Через год Клод почувствовал, что их с Рене усилиями уже нельзя удовлетворить постоянно возрастающий спрос на перчатки. Он нанял двоих подмастерьев, уже имевших навыки в этом деле. Они приходили рано утром и уходили под вечер, успевая за день сделать немало работы. У Рене появилось больше свободного времени.
История с Филиппом де Леруа уже не причиняла ему такой боли и потихоньку начала забываться, роман с Жанной больше не вызывал былых восторгов, и Рене стал подумывать о возвращении в ордонансную роту. Не быть же ему, в самом деле, всю жизнь перчаточником! Он поделился своими планами с отцом, и тот выразил полное одобрение.
Рене отправился к Дюпе, ставшему к тому времени капитаном. Тот помнил юношу и принял его с распростертыми объятиями. Они договорились, что по окончании лета Рене вступит в регулярную роту. Начиналась новая страница в его жизни.
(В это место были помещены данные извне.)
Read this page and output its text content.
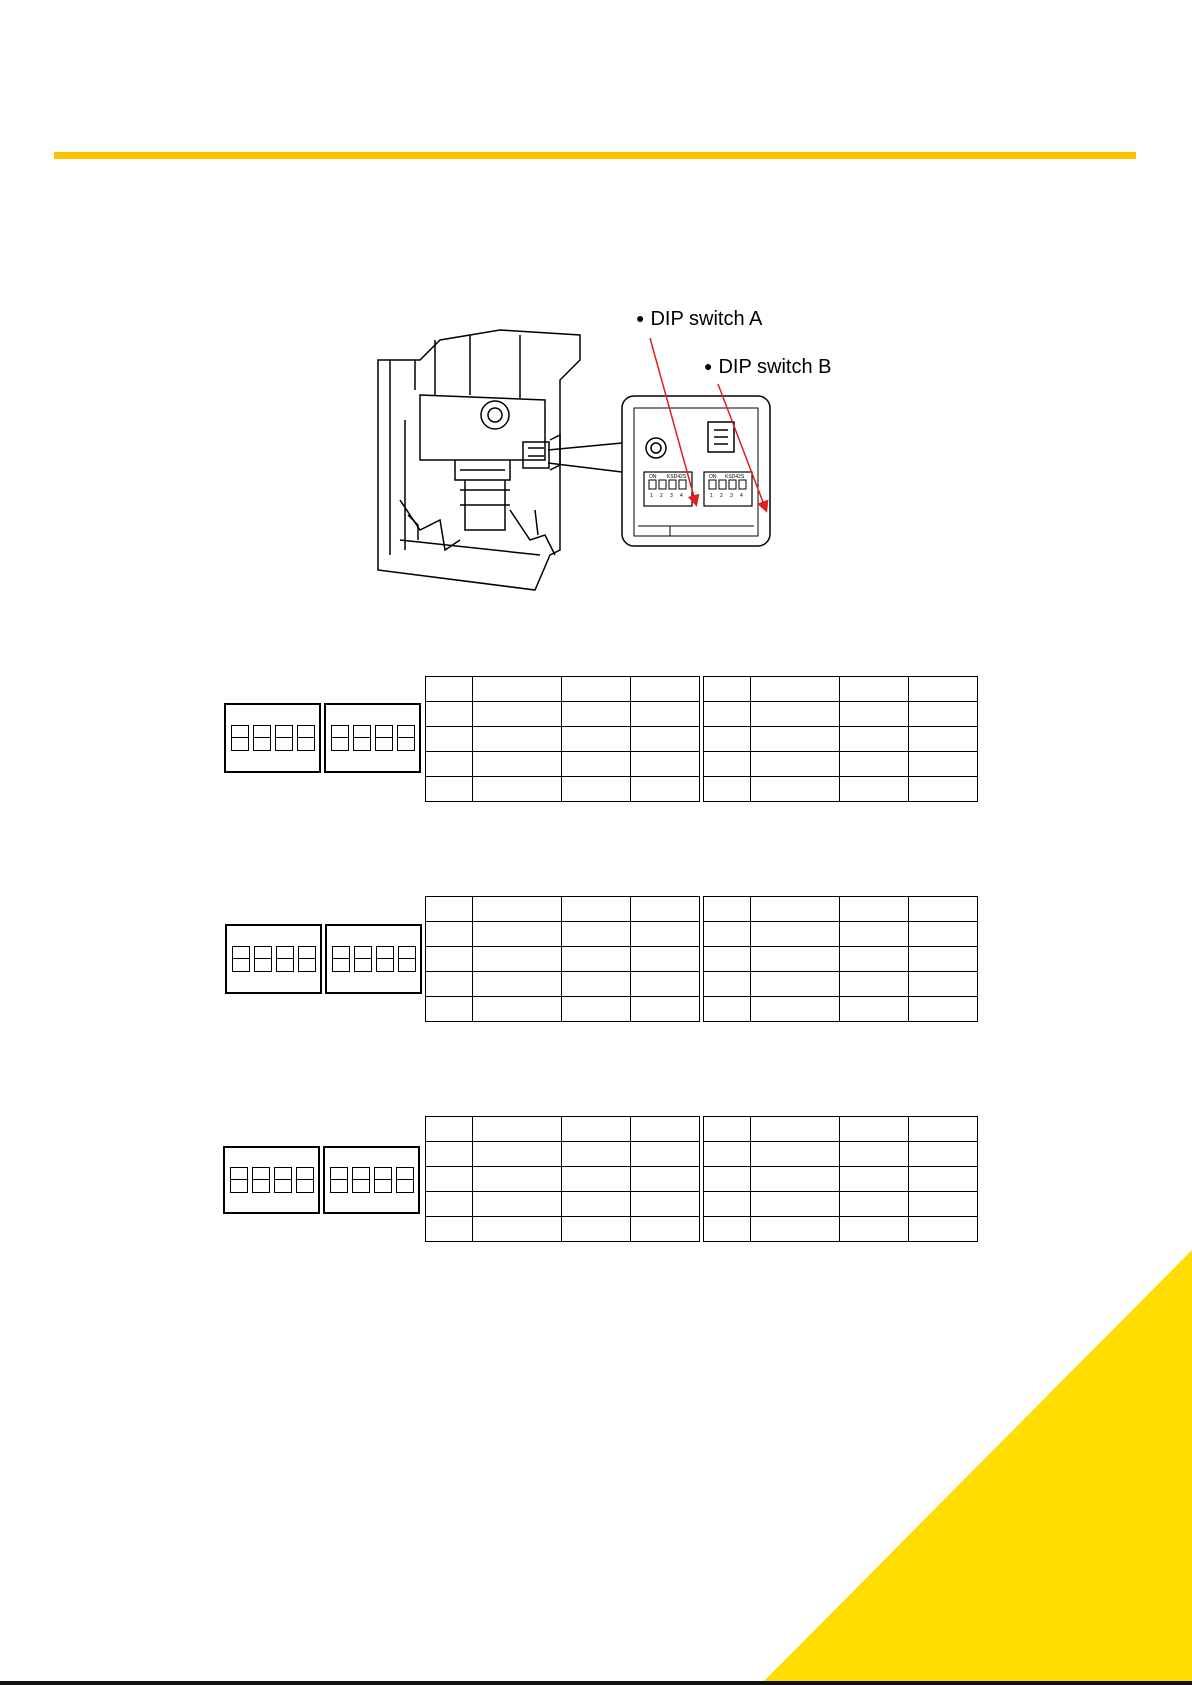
ON KSD42S	ON KSD42S
1 2 3 4	1 2 3 4
● DIP switch A
● DIP switch B
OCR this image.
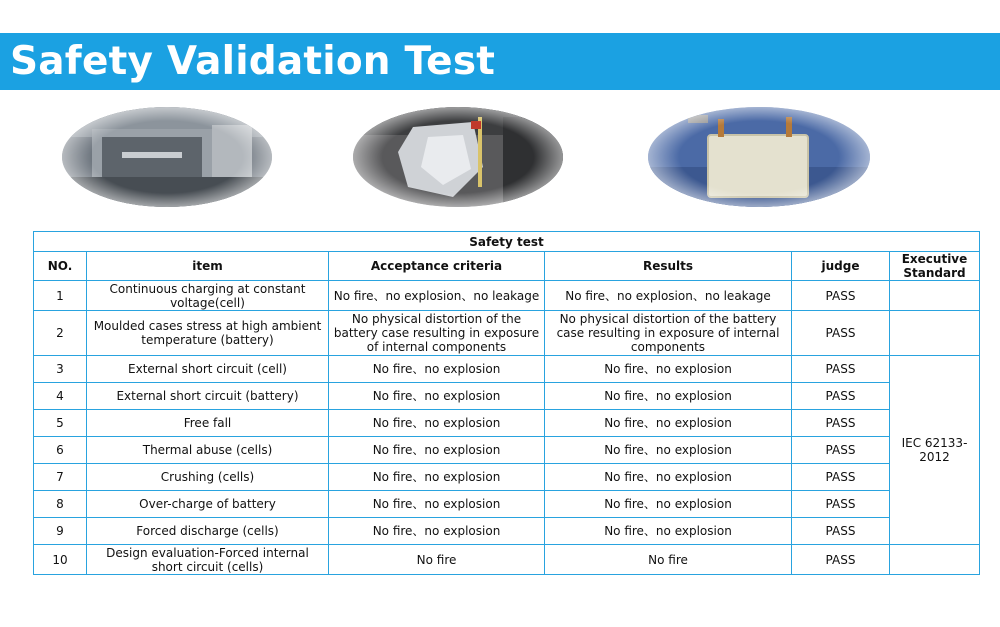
Safety Validation Test
Safety test					
NO.	item	Acceptance criteria	Results	judge	Executive Standard
1	Continuous charging at constant voltage(cell)	No fire、no explosion、no leakage	No fire、no explosion、no leakage	PASS	
2	Moulded cases stress at high ambient temperature (battery)	No physical distortion of the battery case resulting in exposure of internal components	No physical distortion of the battery case resulting in exposure of internal components	PASS	
3	External short circuit (cell)	No fire、no explosion	No fire、no explosion	PASS	IEC 62133-2012
4	External short circuit (battery)	No fire、no explosion	No fire、no explosion	PASS	
5	Free fall	No fire、no explosion	No fire、no explosion	PASS	
6	Thermal abuse (cells)	No fire、no explosion	No fire、no explosion	PASS	
7	Crushing (cells)	No fire、no explosion	No fire、no explosion	PASS	
8	Over-charge of battery	No fire、no explosion	No fire、no explosion	PASS	
9	Forced discharge (cells)	No fire、no explosion	No fire、no explosion	PASS	
10	Design evaluation-Forced internal short circuit (cells)	No fire	No fire	PASS	
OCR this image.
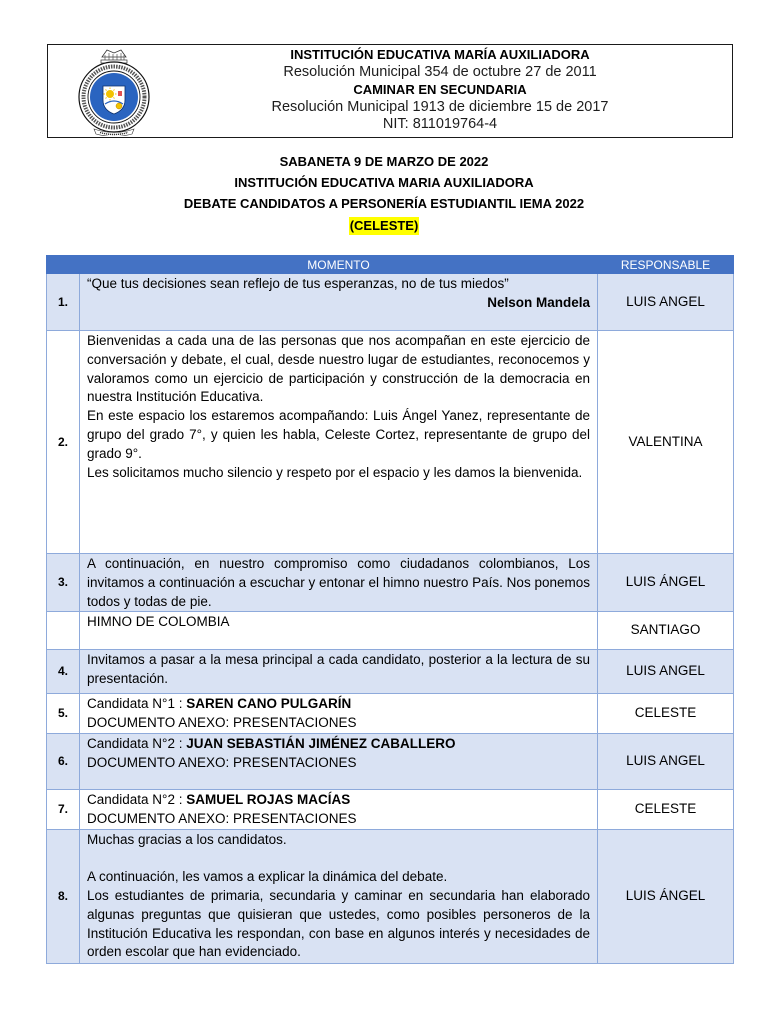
INSTITUCIÓN EDUCATIVA MARÍA AUXILIADORA
Resolución Municipal 354 de octubre 27 de 2011
CAMINAR EN SECUNDARIA
Resolución Municipal 1913 de diciembre 15 de 2017
NIT: 811019764-4
SABANETA 9 DE MARZO DE 2022
INSTITUCIÓN EDUCATIVA MARIA AUXILIADORA
DEBATE CANDIDATOS A PERSONERÍA ESTUDIANTIL IEMA 2022
(CELESTE)
	MOMENTO	RESPONSABLE
1.	“Que tus decisiones sean reflejo de tus esperanzas, no de tus miedos”
Nelson Mandela	LUIS ANGEL
2.	Bienvenidas a cada una de las personas que nos acompañan en este ejercicio de conversación y debate, el cual, desde nuestro lugar de estudiantes, reconocemos y valoramos como un ejercicio de participación y construcción de la democracia en nuestra Institución Educativa.
En este espacio los estaremos acompañando: Luis Ángel Yanez, representante de grupo del grado 7°, y quien les habla, Celeste Cortez, representante de grupo del grado 9°.
Les solicitamos mucho silencio y respeto por el espacio y les damos la bienvenida.	VALENTINA
3.	A continuación, en nuestro compromiso como ciudadanos colombianos, Los invitamos a continuación a escuchar y entonar el himno nuestro País. Nos ponemos todos y todas de pie.	LUIS ÁNGEL

	HIMNO DE COLOMBIA	SANTIAGO
4.	Invitamos a pasar a la mesa principal a cada candidato, posterior a la lectura de su presentación.	LUIS ANGEL
5.	Candidata N°1 : SAREN CANO PULGARÍN
DOCUMENTO ANEXO: PRESENTACIONES	CELESTE
6.	Candidata N°2 : JUAN SEBASTIÁN JIMÉNEZ CABALLERO
DOCUMENTO ANEXO: PRESENTACIONES	LUIS ANGEL
7.	Candidata N°2 : SAMUEL ROJAS MACÍAS
DOCUMENTO ANEXO: PRESENTACIONES	CELESTE
8.	Muchas gracias a los candidatos.
A continuación, les vamos a explicar la dinámica del debate.
Los estudiantes de primaria, secundaria y caminar en secundaria han elaborado algunas preguntas que quisieran que ustedes, como posibles personeros de la Institución Educativa les respondan, con base en algunos interés y necesidades de orden escolar que han evidenciado.	LUIS ÁNGEL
В начале июля 1511 года Клод вернулся домой с цехового собрания крайне возбужденный и с порога огорошил Рене:
– Меня избрали в Городской совет от нашего цеха, представляешь?! В будущий понедельник уже пойду на собрание!
Несколько мгновений тот смотрел на отца круглыми от удивления глазами, а потом завопил:
– Как здорово, папа! Ты будешь заседать в Доме на сваях! Это великолепно! Мы выбились в люди!